Utah schools recently reevaluated policies about excused absences for students after the Utah Legislature revised state law. Previous Utah law allowed students to be excused from school for mental health reasons only if a child had been diagnosed with a mental illness. This required them to meet with a counselor or a psychiatrist.

In March 2021, HB81 was signed by Gov. Spencer Cox and added mental or behavioral health as a valid excused absence for all students in Utah. The law became effective May 2021.

“Some of our children out there do have mental illness, but all of them have mental health. This (bill) is important for sending a loud and clear message to our students that mental health matters,” Utah representative Mike Winder, who sponsored the bill, said.

Other schools are on their way in providing this option as well. Starting January 2022, a new bill signed by Gov. J.B. Pritzker will allow students in Illinois to take mental health days and make up any work they miss without having to provide a doctor’s note.

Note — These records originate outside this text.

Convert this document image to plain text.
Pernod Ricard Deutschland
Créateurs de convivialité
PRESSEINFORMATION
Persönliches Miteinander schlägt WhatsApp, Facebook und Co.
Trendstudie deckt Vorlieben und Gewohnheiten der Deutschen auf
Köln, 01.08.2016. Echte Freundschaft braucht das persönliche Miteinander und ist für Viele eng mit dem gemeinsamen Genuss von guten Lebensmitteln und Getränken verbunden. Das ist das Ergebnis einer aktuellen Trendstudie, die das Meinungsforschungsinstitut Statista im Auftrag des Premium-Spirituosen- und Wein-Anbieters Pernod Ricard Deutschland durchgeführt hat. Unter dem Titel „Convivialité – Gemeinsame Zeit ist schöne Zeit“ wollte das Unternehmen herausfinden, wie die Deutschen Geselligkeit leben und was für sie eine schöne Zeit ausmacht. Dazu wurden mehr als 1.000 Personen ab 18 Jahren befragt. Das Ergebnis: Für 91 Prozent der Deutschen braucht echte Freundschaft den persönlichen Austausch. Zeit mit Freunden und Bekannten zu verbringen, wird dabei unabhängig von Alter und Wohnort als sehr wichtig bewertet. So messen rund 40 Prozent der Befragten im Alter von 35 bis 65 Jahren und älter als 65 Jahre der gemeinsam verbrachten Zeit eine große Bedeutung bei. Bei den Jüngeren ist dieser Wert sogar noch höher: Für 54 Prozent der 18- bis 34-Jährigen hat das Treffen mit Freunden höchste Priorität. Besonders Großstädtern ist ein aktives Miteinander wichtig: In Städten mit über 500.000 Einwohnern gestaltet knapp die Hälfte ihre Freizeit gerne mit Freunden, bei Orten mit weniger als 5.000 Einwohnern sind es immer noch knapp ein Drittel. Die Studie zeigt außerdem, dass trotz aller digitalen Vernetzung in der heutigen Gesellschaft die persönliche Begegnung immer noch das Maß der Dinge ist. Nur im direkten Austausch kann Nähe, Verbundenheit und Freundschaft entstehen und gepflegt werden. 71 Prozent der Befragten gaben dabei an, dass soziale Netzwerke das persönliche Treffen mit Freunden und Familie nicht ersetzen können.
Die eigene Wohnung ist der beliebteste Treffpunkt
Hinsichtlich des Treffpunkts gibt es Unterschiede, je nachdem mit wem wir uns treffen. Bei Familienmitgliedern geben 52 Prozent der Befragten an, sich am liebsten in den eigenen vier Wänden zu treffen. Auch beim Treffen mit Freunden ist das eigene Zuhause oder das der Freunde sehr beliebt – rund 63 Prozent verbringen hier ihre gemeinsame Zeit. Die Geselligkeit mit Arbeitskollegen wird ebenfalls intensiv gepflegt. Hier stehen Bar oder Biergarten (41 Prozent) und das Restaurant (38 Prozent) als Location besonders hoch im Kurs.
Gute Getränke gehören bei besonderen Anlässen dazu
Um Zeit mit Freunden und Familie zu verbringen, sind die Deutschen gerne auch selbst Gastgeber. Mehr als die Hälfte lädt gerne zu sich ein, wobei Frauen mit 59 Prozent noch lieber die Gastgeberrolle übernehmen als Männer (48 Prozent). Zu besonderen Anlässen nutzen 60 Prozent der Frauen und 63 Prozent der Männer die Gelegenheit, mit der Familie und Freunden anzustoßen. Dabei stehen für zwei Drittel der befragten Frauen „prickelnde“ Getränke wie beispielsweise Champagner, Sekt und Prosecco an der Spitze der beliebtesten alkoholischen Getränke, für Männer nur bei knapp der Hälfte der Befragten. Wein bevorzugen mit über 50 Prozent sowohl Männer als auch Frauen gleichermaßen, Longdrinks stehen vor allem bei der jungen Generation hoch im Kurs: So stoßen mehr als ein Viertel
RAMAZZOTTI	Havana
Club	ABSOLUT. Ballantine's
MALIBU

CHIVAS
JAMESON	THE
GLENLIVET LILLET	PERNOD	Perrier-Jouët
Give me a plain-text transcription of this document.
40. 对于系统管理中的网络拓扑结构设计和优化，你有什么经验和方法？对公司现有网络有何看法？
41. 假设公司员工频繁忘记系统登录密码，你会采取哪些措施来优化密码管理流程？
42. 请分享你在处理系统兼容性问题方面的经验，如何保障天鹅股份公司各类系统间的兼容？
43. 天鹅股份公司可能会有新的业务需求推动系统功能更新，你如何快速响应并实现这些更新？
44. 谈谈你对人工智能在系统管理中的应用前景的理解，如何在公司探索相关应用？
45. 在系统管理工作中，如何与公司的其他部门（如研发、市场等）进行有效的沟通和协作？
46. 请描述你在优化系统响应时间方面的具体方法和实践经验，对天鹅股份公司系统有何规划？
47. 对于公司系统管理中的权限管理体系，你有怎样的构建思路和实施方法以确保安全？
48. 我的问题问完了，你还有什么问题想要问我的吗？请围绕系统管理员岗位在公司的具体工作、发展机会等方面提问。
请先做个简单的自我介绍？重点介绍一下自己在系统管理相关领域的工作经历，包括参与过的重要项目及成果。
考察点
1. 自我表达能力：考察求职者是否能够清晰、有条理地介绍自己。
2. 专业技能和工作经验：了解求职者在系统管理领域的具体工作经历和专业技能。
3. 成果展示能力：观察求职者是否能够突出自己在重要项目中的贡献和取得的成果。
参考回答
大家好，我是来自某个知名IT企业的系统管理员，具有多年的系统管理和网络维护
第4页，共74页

According to the Centers for Disease Control and Prevention, mental health emergency hospital visits among children aged 5 to 11 years old increased by 24% and rose 31% among kids 12 to 17 years old during the height of the pandemic.

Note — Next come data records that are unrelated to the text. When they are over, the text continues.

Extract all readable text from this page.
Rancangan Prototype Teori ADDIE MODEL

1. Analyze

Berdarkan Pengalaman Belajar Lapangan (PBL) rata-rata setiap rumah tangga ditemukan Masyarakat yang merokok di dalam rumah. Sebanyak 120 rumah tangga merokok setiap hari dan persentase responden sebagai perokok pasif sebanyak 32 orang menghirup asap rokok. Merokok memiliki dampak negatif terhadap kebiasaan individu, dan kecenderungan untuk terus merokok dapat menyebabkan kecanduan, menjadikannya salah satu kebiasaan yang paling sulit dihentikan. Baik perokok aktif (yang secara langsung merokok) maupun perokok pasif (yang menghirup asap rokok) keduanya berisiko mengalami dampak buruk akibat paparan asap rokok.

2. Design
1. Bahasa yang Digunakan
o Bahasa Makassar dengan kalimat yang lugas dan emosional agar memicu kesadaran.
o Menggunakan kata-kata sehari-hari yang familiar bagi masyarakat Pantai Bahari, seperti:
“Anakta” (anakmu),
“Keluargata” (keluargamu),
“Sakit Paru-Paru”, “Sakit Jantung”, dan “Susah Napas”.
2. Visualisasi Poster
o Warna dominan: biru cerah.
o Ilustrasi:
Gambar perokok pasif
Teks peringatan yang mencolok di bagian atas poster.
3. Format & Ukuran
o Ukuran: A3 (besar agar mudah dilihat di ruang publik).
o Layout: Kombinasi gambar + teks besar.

States throughout the country are passing legislation for K-12 schools for students to be able to take mental health breaks from school, but how does this affect college students?

While the Utah Legislature does not directly affect BYU’s policies as a private university, BYU has resources in place to help its students.

The university does not offer mental health days to all students, but it does provide free resources for students through the Counseling and Psychological Services office.

BYU junior Hannah Robison, majoring in Wildlife and Wildlands Conservation, has used CAPS for the past two years.

“It is BYU’s best kept secret. I started with individual therapy and then did group therapy and that unlocked so much community and access to resources that I didn’t know about,” Robison said.

She said that designated mental health days could help students feel less overwhelmed in addition to using CAPS. Robison thinks the students who do not know about their services or are on a waitlist for a therapist could benefit from mental health days. 

“I think the majority of students experience burnout,” Robison said.

BYU senior and teacher’s assistant Nate Beckett added a new perspective to the conversation. 

“It might be helpful to set boundaries on what the mental health days could be used for, like quizzes or assignments,” Beckett said. “To avoid placing extra stress on professors and TAs.”

He explained that BYU staff would need to include due date shifts and free days in their class schedule so they don’t fall behind in grading and lessons, as the university excuses students for mental health reasons. He also said a cap on designated mental health days per semester would help keep students accountable.

While BYU does not distribute mental health days among all its students, individual, group and couples counseling services are available to all students and faculty, through CAPS. The University Accessibility Center also offers specific academic accommodations for students in need.